Sentencing Policy is Getting Really Interesting

Sentencing Law and Policy Blog has a bit about a 7th Circuit this week, discussing what meaningful consideration of sentencing recommendations is. The decision also concerns not only how judges must meet their obligations for evaluating competing sentencing request, but how they must explain why one recommendation was accepted and the other rejected.

The [trial court’s] first explanation about the negligible difference between the parties’ sentencing recommendations is troublesome for a couple of reasons. To begin, the so-called parsimony provision of § 3553(a) requires that judges “impose a sentence sufficient, but not greater than necessary” to serve the purposes of sentencing. The judge need not expressly refer to that provision at sentencing, Abebe, 651 F.3d at 656, but his explanation of the sentence must be consistent with its meaning, see Johnson, 635 F.3d at 988 n.1 (collecting cases). By characterizing the difference between the recommended sentences as “de minimis,” the judge implicitly accepted that 64 months was sufficient to serve the purposes of sentencing. If so, the parsimony principle would ordinarily require the more lenient sentence.

Full opinion is in the link, but it’s here (.pdf)  (US v. Pennington, No. 11-1257).

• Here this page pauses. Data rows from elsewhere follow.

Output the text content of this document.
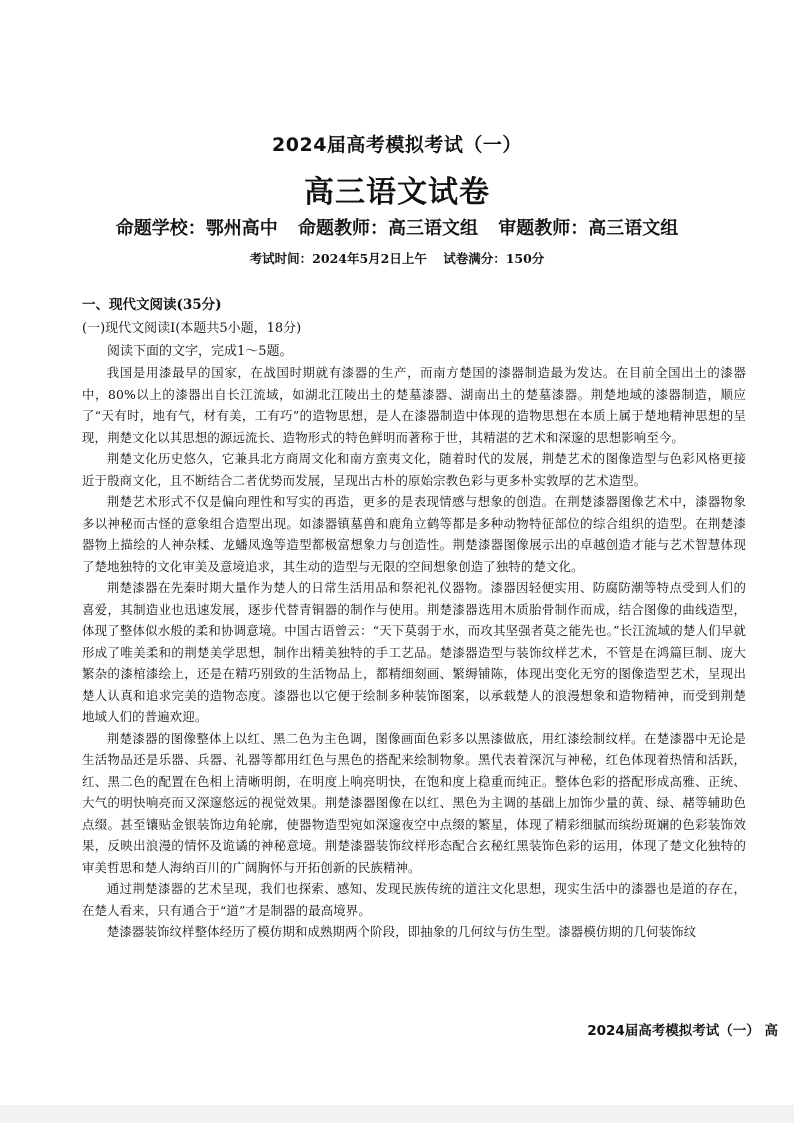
2024届高考模拟考试（一）
高三语文试卷
命题学校：鄂州高中 命题教师：高三语文组 审题教师：高三语文组
考试时间：2024年5月2日上午 试卷满分：150分
一、现代文阅读(35分)
(一)现代文阅读Ⅰ(本题共5小题，18分)
阅读下面的文字，完成1～5题。

我国是用漆最早的国家，在战国时期就有漆器的生产，而南方楚国的漆器制造最为发达。在目前全国出土的漆器中，80%以上的漆器出自长江流域，如湖北江陵出土的楚墓漆器、湖南出土的楚墓漆器。荆楚地域的漆器制造，顺应了“天有时，地有气，材有美，工有巧”的造物思想，是人在漆器制造中体现的造物思想在本质上属于楚地精神思想的呈现，荆楚文化以其思想的源远流长、造物形式的特色鲜明而著称于世，其精湛的艺术和深邃的思想影响至今。

荆楚文化历史悠久，它兼具北方商周文化和南方蛮夷文化，随着时代的发展，荆楚艺术的图像造型与色彩风格更接近于殷商文化，且不断结合二者优势而发展，呈现出古朴的原始宗教色彩与更多朴实敦厚的艺术造型。

荆楚艺术形式不仅是偏向理性和写实的再造，更多的是表现情感与想象的创造。在荆楚漆器图像艺术中，漆器物象多以神秘而古怪的意象组合造型出现。如漆器镇墓兽和鹿角立鹤等都是多种动物特征部位的综合组织的造型。在荆楚漆器物上描绘的人神杂糅、龙蟠凤逸等造型都极富想象力与创造性。荆楚漆器图像展示出的卓越创造才能与艺术智慧体现了楚地独特的文化审美及意境追求，其生动的造型与无限的空间想象创造了独特的楚文化。

荆楚漆器在先秦时期大量作为楚人的日常生活用品和祭祀礼仪器物。漆器因轻便实用、防腐防潮等特点受到人们的喜爱，其制造业也迅速发展，逐步代替青铜器的制作与使用。荆楚漆器选用木质胎骨制作而成，结合图像的曲线造型，体现了整体似水般的柔和协调意境。中国古语曾云：“天下莫弱于水，而攻其坚强者莫之能先也。”长江流域的楚人们早就形成了唯美柔和的荆楚美学思想，制作出精美独特的手工艺品。楚漆器造型与装饰纹样艺术，不管是在鸿篇巨制、庞大繁杂的漆棺漆绘上，还是在精巧别致的生活物品上，都精细刻画、繁缛铺陈，体现出变化无穷的图像造型艺术，呈现出楚人认真和追求完美的造物态度。漆器也以它便于绘制多种装饰图案，以承载楚人的浪漫想象和造物精神，而受到荆楚地域人们的普遍欢迎。

荆楚漆器的图像整体上以红、黑二色为主色调，图像画面色彩多以黑漆做底，用红漆绘制纹样。在楚漆器中无论是生活物品还是乐器、兵器、礼器等都用红色与黑色的搭配来绘制物象。黑代表着深沉与神秘，红色体现着热情和活跃，红、黑二色的配置在色相上清晰明朗，在明度上响亮明快，在饱和度上稳重而纯正。整体色彩的搭配形成高雅、正统、大气的明快响亮而又深邃悠远的视觉效果。荆楚漆器图像在以红、黑色为主调的基础上加饰少量的黄、绿、赭等辅助色点缀。甚至镶贴金银装饰边角轮廓，使器物造型宛如深邃夜空中点缀的繁星，体现了精彩细腻而缤纷斑斓的色彩装饰效果，反映出浪漫的情怀及诡谲的神秘意境。荆楚漆器装饰纹样形态配合玄秘红黑装饰色彩的运用，体现了楚文化独特的审美哲思和楚人海纳百川的广阔胸怀与开拓创新的民族精神。

通过荆楚漆器的艺术呈现，我们也探索、感知、发现民族传统的道注文化思想，现实生活中的漆器也是道的存在，在楚人看来，只有通合于“道”才是制器的最高境界。

楚漆器装饰纹样整体经历了模仿期和成熟期两个阶段，即抽象的几何纹与仿生型。漆器模仿期的几何装饰纹

2024届高考模拟考试（一） 高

The 7th Circuit chided the trial court, essentially, for admitting that there was no meaningful difference between a 68-month sentence (the Prosecution’s recommendation, which was the low end of the Sentencing Guidelines) and a 64-month sentence (the Defendant’s recommendation, which is slightly below the Sentencing Guidelines), but still imposing the longer sentence. Calling the difference between the two recommendations “silly”, the judge imposed the 68 month sentence. The 7th Circuit emphasises the “parsimony provision” of § 3553(a) requires that judges “impose a sentence sufficient, but not greater than necessary” to serve the purposes of sentencing. Basically, if a 68-month sentence is no different from a 64-month sentence, the court must impose the sentence that is “not greater than necessary”. The court did not, so either there is a difference, which the judge did not bother to adequately explain (as he is required to do) or he imposed the wrong sentence.

Our prisons are seriously over-crowded and incarceration does little to address social ills. Sentencing policy seems posed to begin correcting this.